# Holly's Tail Cracks Me Up



## doodlebug (May 13, 2006)

It's a big as the rest of her.....


----------



## dmcwlvssr (Apr 24, 2005)

Beautiful :luv


----------



## harry (Jan 25, 2006)

beautiful cat


----------



## Jeanie (Jun 18, 2003)

That is one long, beautiful tail! (on a beautiful kitty!)


----------



## coaster (Dec 1, 2004)

I am just SOOOOOOOOOOOOO jealous!!


----------



## mykittytoodles (Feb 2, 2006)

Awww, Holly is so beautiful and getting so big!!

I am glad that my babies arent the only ones who hang off the perches like that!


----------



## Heidi n Q (Nov 22, 2006)

I love loooong tails. ...and if they're fat/fluffy, they're even better!


----------



## DesnBaby (Apr 18, 2004)

Wow 8O , its almost the size of her body, its that way with Baby too :lol: .


----------



## Mysterious (Mar 1, 2007)

WOW!! 8O thats like a horse tail! beautiful!!


----------



## lilaccat3456 (Apr 27, 2006)

Very pretty--cat AND tail! I love her orange coloring!


----------



## OctoberinMaine (Sep 12, 2006)

So cute! Keep those Holly pictures coming.


----------



## Kobster (Feb 1, 2007)

Its gorgeous!

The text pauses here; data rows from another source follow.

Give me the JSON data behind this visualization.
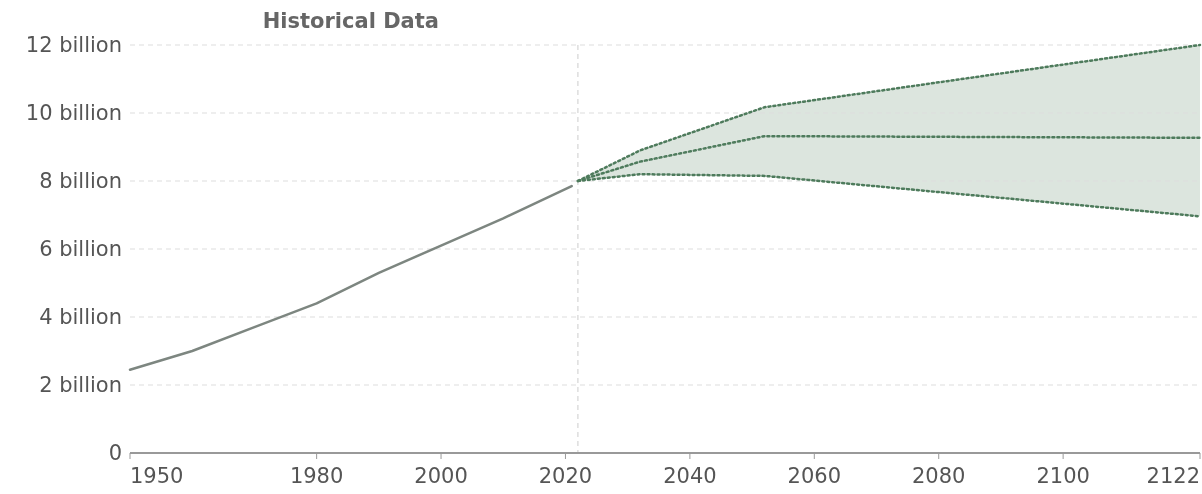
{
  "chart_data": {
    "type": "line",
    "title": "Historical Data",
    "x": [
      1950,
      1960,
      1970,
      1980,
      1990,
      2000,
      2010,
      2021
    ],
    "series": [
      {
        "color": "#7d8680",
        "line_style": "solid",
        "values": [
          2.45,
          3.0,
          3.7,
          4.4,
          5.3,
          6.1,
          6.9,
          7.85
        ]
      },
      {
        "color": "#4e7b5c",
        "line_style": "dotted",
        "x": [
          2022,
          2032,
          2052,
          2122
        ],
        "values": [
          8.0,
          8.57,
          9.32,
          9.27
        ],
        "lower": [
          8.0,
          8.2,
          8.15,
          6.96
        ],
        "upper": [
          8.0,
          8.9,
          10.17,
          12.0
        ]
      },
      {
        "color": "#4e7b5c",
        "line_style": "dotted",
        "x": [
          2022,
          2032,
          2052,
          2122
        ],
        "values": [
          8.0,
          8.9,
          10.17,
          12.0
        ]
      },
      {
        "color": "#4e7b5c",
        "line_style": "dotted",
        "x": [
          2022,
          2032,
          2052,
          2122
        ],
        "values": [
          8.0,
          8.2,
          8.15,
          6.96
        ]
      }
    ],
    "xlim": [
      1950,
      2122
    ],
    "xticks": [
      1950,
      1980,
      2000,
      2020,
      2040,
      2060,
      2080,
      2100,
      2122
    ],
    "ylim": [
      0,
      12
    ],
    "yticks": [
      {
        "value": 0,
        "label": "0"
      },
      {
        "value": 2,
        "label": "2 billion"
      },
      {
        "value": 4,
        "label": "4 billion"
      },
      {
        "value": 6,
        "label": "6 billion"
      },
      {
        "value": 8,
        "label": "8 billion"
      },
      {
        "value": 10,
        "label": "10 billion"
      },
      {
        "value": 12,
        "label": "12 billion"
      }
    ],
    "grid": "y",
    "marker": "none",
    "ref_lines": [
      {
        "axis": "x",
        "value": 2022,
        "color": "#cccccc",
        "line_style": "dashed"
      }
    ]
  }
}
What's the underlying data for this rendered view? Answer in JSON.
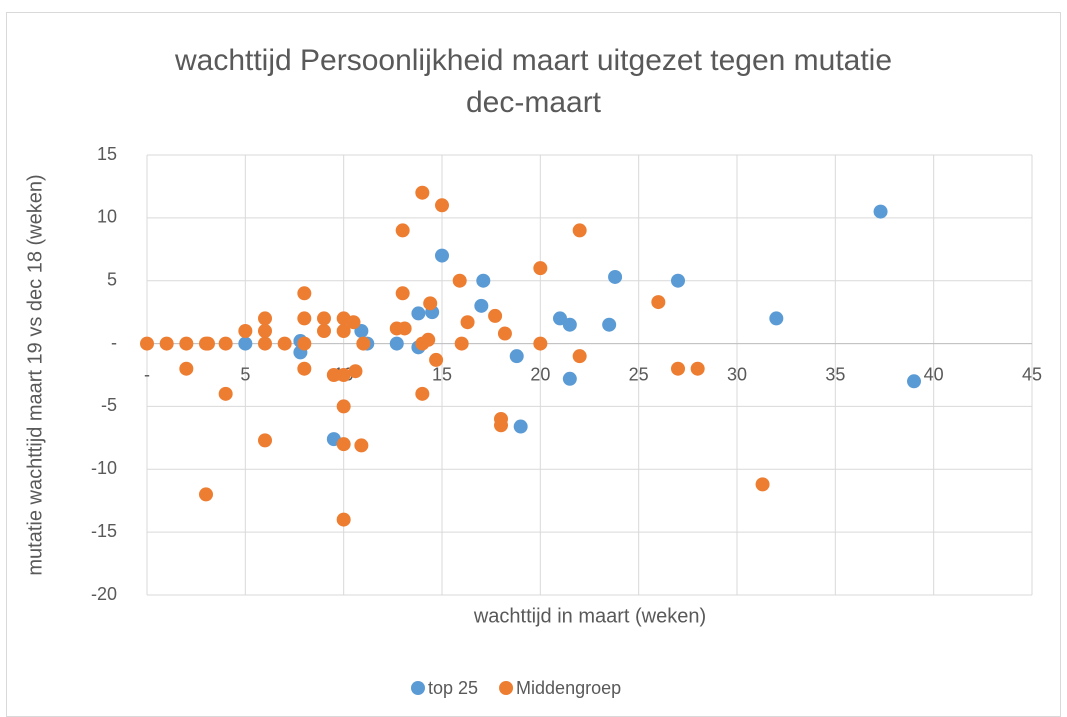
{
  "chart_data": {
    "type": "scatter",
    "title": "wachttijd Persoonlijkheid maart uitgezet tegen mutatie dec-maart",
    "xlabel": "wachttijd in maart (weken)",
    "ylabel": "mutatie wachttijd maart 19 vs dec 18 (weken)",
    "xlim": [
      0,
      45
    ],
    "xticks": [
      {
        "value": 0,
        "label": "-"
      },
      5,
      10,
      15,
      20,
      25,
      30,
      35,
      40,
      45
    ],
    "ylim": [
      -20,
      15
    ],
    "yticks": [
      15,
      10,
      5,
      {
        "value": 0,
        "label": "-"
      },
      -5,
      -10,
      -15,
      -20
    ],
    "grid": true,
    "legend": "bottom",
    "series": [
      {
        "name": "top 25",
        "color": "#5b9bd5",
        "x": [
          5,
          7.8,
          7.8,
          9.5,
          10.9,
          11.2,
          12.7,
          13.8,
          13.8,
          14.5,
          15,
          17,
          17.1,
          18.8,
          19,
          21,
          21.5,
          21.5,
          23.5,
          23.8,
          27,
          32,
          37.3,
          39
        ],
        "values": [
          0,
          0.2,
          -0.7,
          -7.6,
          1,
          0,
          0,
          2.4,
          -0.3,
          2.5,
          7,
          3,
          5,
          -1,
          -6.6,
          2,
          1.5,
          -2.8,
          1.5,
          5.3,
          5,
          2,
          10.5,
          -3
        ]
      },
      {
        "name": "Middengroep",
        "color": "#ed7d31",
        "x": [
          0,
          1,
          2,
          2,
          3,
          3,
          3.1,
          4,
          4,
          5,
          6,
          6,
          6,
          6,
          7,
          8,
          8,
          8,
          8,
          9,
          9,
          9.5,
          10,
          10,
          10,
          10,
          10,
          10,
          10.5,
          10.6,
          10.9,
          11,
          12.7,
          13,
          13,
          13.1,
          14,
          14,
          14,
          14.3,
          14.4,
          14.7,
          15,
          15.9,
          16,
          16.3,
          17.7,
          18,
          18,
          18.2,
          20,
          20,
          22,
          22,
          26,
          27,
          28,
          31.3
        ],
        "values": [
          0,
          0,
          0,
          -2,
          0,
          -12,
          0,
          0,
          -4,
          1,
          2,
          1,
          0,
          -7.7,
          0,
          4,
          2,
          0,
          -2,
          2,
          1,
          -2.5,
          2,
          1,
          -2.5,
          -5,
          -8,
          -14,
          1.7,
          -2.2,
          -8.1,
          0,
          1.2,
          9,
          4,
          1.2,
          12,
          -4,
          0,
          0.3,
          3.2,
          -1.3,
          11,
          5,
          0,
          1.7,
          2.2,
          -6,
          -6.5,
          0.8,
          6,
          0,
          9,
          -1,
          3.3,
          -2,
          -2,
          -11.2
        ]
      }
    ]
  }
}
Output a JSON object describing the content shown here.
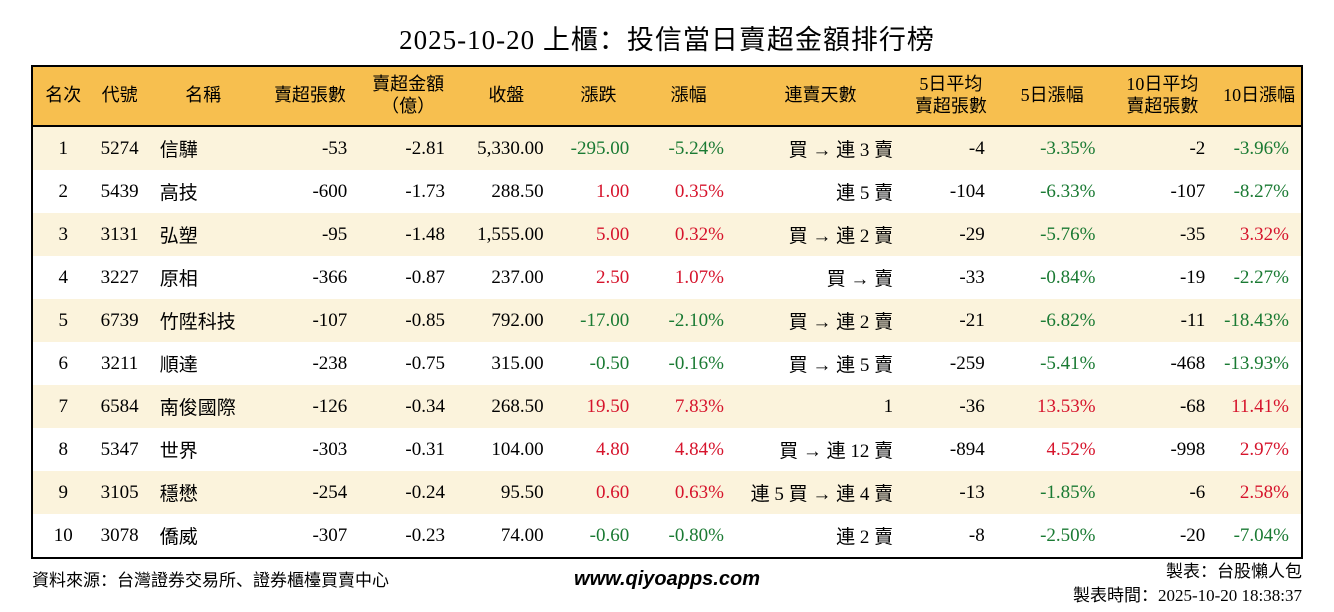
{
  "title": "2025-10-20 上櫃：投信當日賣超金額排行榜",
  "colors": {
    "header_bg": "#F7BF4F",
    "row_alt_bg": "#FBF3DC",
    "up_red": "#D6142C",
    "down_green": "#1A7A33"
  },
  "table": {
    "headers": [
      "名次",
      "代號",
      "名稱",
      "賣超張數",
      "賣超金額\n（億）",
      "收盤",
      "漲跌",
      "漲幅",
      "連賣天數",
      "5日平均\n賣超張數",
      "5日漲幅",
      "10日平均\n賣超張數",
      "10日漲幅"
    ],
    "rows": [
      {
        "rank": "1",
        "code": "5274",
        "name": "信驊",
        "sell_volume": "-53",
        "sell_amount_100m": "-2.81",
        "close": "5,330.00",
        "change": "-295.00",
        "change_pct": "-5.24%",
        "streak": "買 → 連 3 賣",
        "avg5_sell_volume": "-4",
        "change_pct_5d": "-3.35%",
        "avg10_sell_volume": "-2",
        "change_pct_10d": "-3.96%"
      },
      {
        "rank": "2",
        "code": "5439",
        "name": "高技",
        "sell_volume": "-600",
        "sell_amount_100m": "-1.73",
        "close": "288.50",
        "change": "1.00",
        "change_pct": "0.35%",
        "streak": "連 5 賣",
        "avg5_sell_volume": "-104",
        "change_pct_5d": "-6.33%",
        "avg10_sell_volume": "-107",
        "change_pct_10d": "-8.27%"
      },
      {
        "rank": "3",
        "code": "3131",
        "name": "弘塑",
        "sell_volume": "-95",
        "sell_amount_100m": "-1.48",
        "close": "1,555.00",
        "change": "5.00",
        "change_pct": "0.32%",
        "streak": "買 → 連 2 賣",
        "avg5_sell_volume": "-29",
        "change_pct_5d": "-5.76%",
        "avg10_sell_volume": "-35",
        "change_pct_10d": "3.32%"
      },
      {
        "rank": "4",
        "code": "3227",
        "name": "原相",
        "sell_volume": "-366",
        "sell_amount_100m": "-0.87",
        "close": "237.00",
        "change": "2.50",
        "change_pct": "1.07%",
        "streak": "買 → 賣",
        "avg5_sell_volume": "-33",
        "change_pct_5d": "-0.84%",
        "avg10_sell_volume": "-19",
        "change_pct_10d": "-2.27%"
      },
      {
        "rank": "5",
        "code": "6739",
        "name": "竹陞科技",
        "sell_volume": "-107",
        "sell_amount_100m": "-0.85",
        "close": "792.00",
        "change": "-17.00",
        "change_pct": "-2.10%",
        "streak": "買 → 連 2 賣",
        "avg5_sell_volume": "-21",
        "change_pct_5d": "-6.82%",
        "avg10_sell_volume": "-11",
        "change_pct_10d": "-18.43%"
      },
      {
        "rank": "6",
        "code": "3211",
        "name": "順達",
        "sell_volume": "-238",
        "sell_amount_100m": "-0.75",
        "close": "315.00",
        "change": "-0.50",
        "change_pct": "-0.16%",
        "streak": "買 → 連 5 賣",
        "avg5_sell_volume": "-259",
        "change_pct_5d": "-5.41%",
        "avg10_sell_volume": "-468",
        "change_pct_10d": "-13.93%"
      },
      {
        "rank": "7",
        "code": "6584",
        "name": "南俊國際",
        "sell_volume": "-126",
        "sell_amount_100m": "-0.34",
        "close": "268.50",
        "change": "19.50",
        "change_pct": "7.83%",
        "streak": "1",
        "avg5_sell_volume": "-36",
        "change_pct_5d": "13.53%",
        "avg10_sell_volume": "-68",
        "change_pct_10d": "11.41%"
      },
      {
        "rank": "8",
        "code": "5347",
        "name": "世界",
        "sell_volume": "-303",
        "sell_amount_100m": "-0.31",
        "close": "104.00",
        "change": "4.80",
        "change_pct": "4.84%",
        "streak": "買 → 連 12 賣",
        "avg5_sell_volume": "-894",
        "change_pct_5d": "4.52%",
        "avg10_sell_volume": "-998",
        "change_pct_10d": "2.97%"
      },
      {
        "rank": "9",
        "code": "3105",
        "name": "穩懋",
        "sell_volume": "-254",
        "sell_amount_100m": "-0.24",
        "close": "95.50",
        "change": "0.60",
        "change_pct": "0.63%",
        "streak": "連 5 買 → 連 4 賣",
        "avg5_sell_volume": "-13",
        "change_pct_5d": "-1.85%",
        "avg10_sell_volume": "-6",
        "change_pct_10d": "2.58%"
      },
      {
        "rank": "10",
        "code": "3078",
        "name": "僑威",
        "sell_volume": "-307",
        "sell_amount_100m": "-0.23",
        "close": "74.00",
        "change": "-0.60",
        "change_pct": "-0.80%",
        "streak": "連 2 賣",
        "avg5_sell_volume": "-8",
        "change_pct_5d": "-2.50%",
        "avg10_sell_volume": "-20",
        "change_pct_10d": "-7.04%"
      }
    ]
  },
  "footer": {
    "source": "資料來源：台灣證券交易所、證券櫃檯買賣中心",
    "website": "www.qiyoapps.com",
    "maker": "製表：台股懶人包",
    "made_at": "製表時間：2025-10-20 18:38:37"
  }
}
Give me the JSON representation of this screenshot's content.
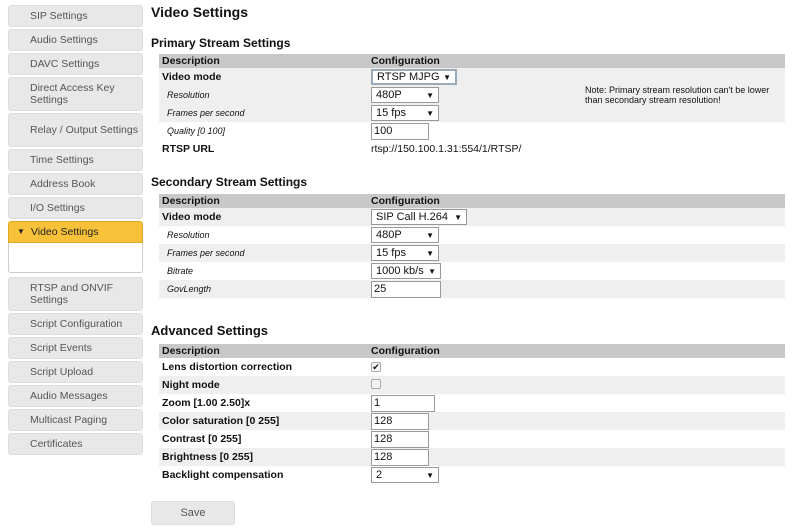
{
  "sidebar": {
    "items": [
      "SIP Settings",
      "Audio Settings",
      "DAVC Settings",
      "Direct Access Key Settings",
      "Relay / Output Settings",
      "Time Settings",
      "Address Book",
      "I/O Settings",
      "Video Settings",
      "RTSP and ONVIF Settings",
      "Script Configuration",
      "Script Events",
      "Script Upload",
      "Audio Messages",
      "Multicast Paging",
      "Certificates"
    ],
    "active": "Video Settings"
  },
  "page_title": "Video Settings",
  "headers": {
    "description": "Description",
    "configuration": "Configuration"
  },
  "primary": {
    "title": "Primary Stream Settings",
    "video_mode_label": "Video mode",
    "video_mode": "RTSP MJPG",
    "resolution_label": "Resolution",
    "resolution": "480P",
    "fps_label": "Frames per second",
    "fps": "15 fps",
    "quality_label": "Quality [0 100]",
    "quality": "100",
    "rtsp_label": "RTSP URL",
    "rtsp_url": "rtsp://150.100.1.31:554/1/RTSP/",
    "note": "Note: Primary stream resolution can't be lower than secondary stream resolution!"
  },
  "secondary": {
    "title": "Secondary Stream Settings",
    "video_mode_label": "Video mode",
    "video_mode": "SIP Call H.264",
    "resolution_label": "Resolution",
    "resolution": "480P",
    "fps_label": "Frames per second",
    "fps": "15 fps",
    "bitrate_label": "Bitrate",
    "bitrate": "1000 kb/s",
    "govlength_label": "GovLength",
    "govlength": "25"
  },
  "advanced": {
    "title": "Advanced Settings",
    "lens_label": "Lens distortion correction",
    "lens": true,
    "night_label": "Night mode",
    "night": false,
    "zoom_label": "Zoom [1.00 2.50]x",
    "zoom": "1",
    "saturation_label": "Color saturation [0 255]",
    "saturation": "128",
    "contrast_label": "Contrast [0 255]",
    "contrast": "128",
    "brightness_label": "Brightness [0 255]",
    "brightness": "128",
    "backlight_label": "Backlight compensation",
    "backlight": "2"
  },
  "save_label": "Save",
  "colors": {
    "active_nav": "#f8c13a",
    "header_bg": "#c8c8c8"
  }
}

I'm afriad I'd be playing with it like a feather boa.


----------



## badet (Oct 7, 2005)

sooo pretty!!!


----------



## estelle58 (Feb 28, 2006)

Oh my... she has really grown into a beautiful young lady... :luv


----------



## melysion (Mar 12, 2007)

she is a lovely girl


----------



## kitkat (Sep 22, 2003)

That is a very bushy tail 8O Does anything ever get stuck to it :?:


----------



## DixieandSuzie (Mar 19, 2007)

:lol: Nice kitty! :luv


----------



## doodlebug (May 13, 2006)

Thanks guys. And some of you may remember how worried I was a couple months ago when she wasn't lifting it. She did bruise it....but I think it was just too darn heavy for her little muscles to handle. I gotta get a pic of her with it raised in full plume...it's gorgeous (if I do say so myself :lol. 



kitkat said:


> That is a very bushy tail 8O Does anything ever get stuck to it :?:


umm....yeah...yuk!


----------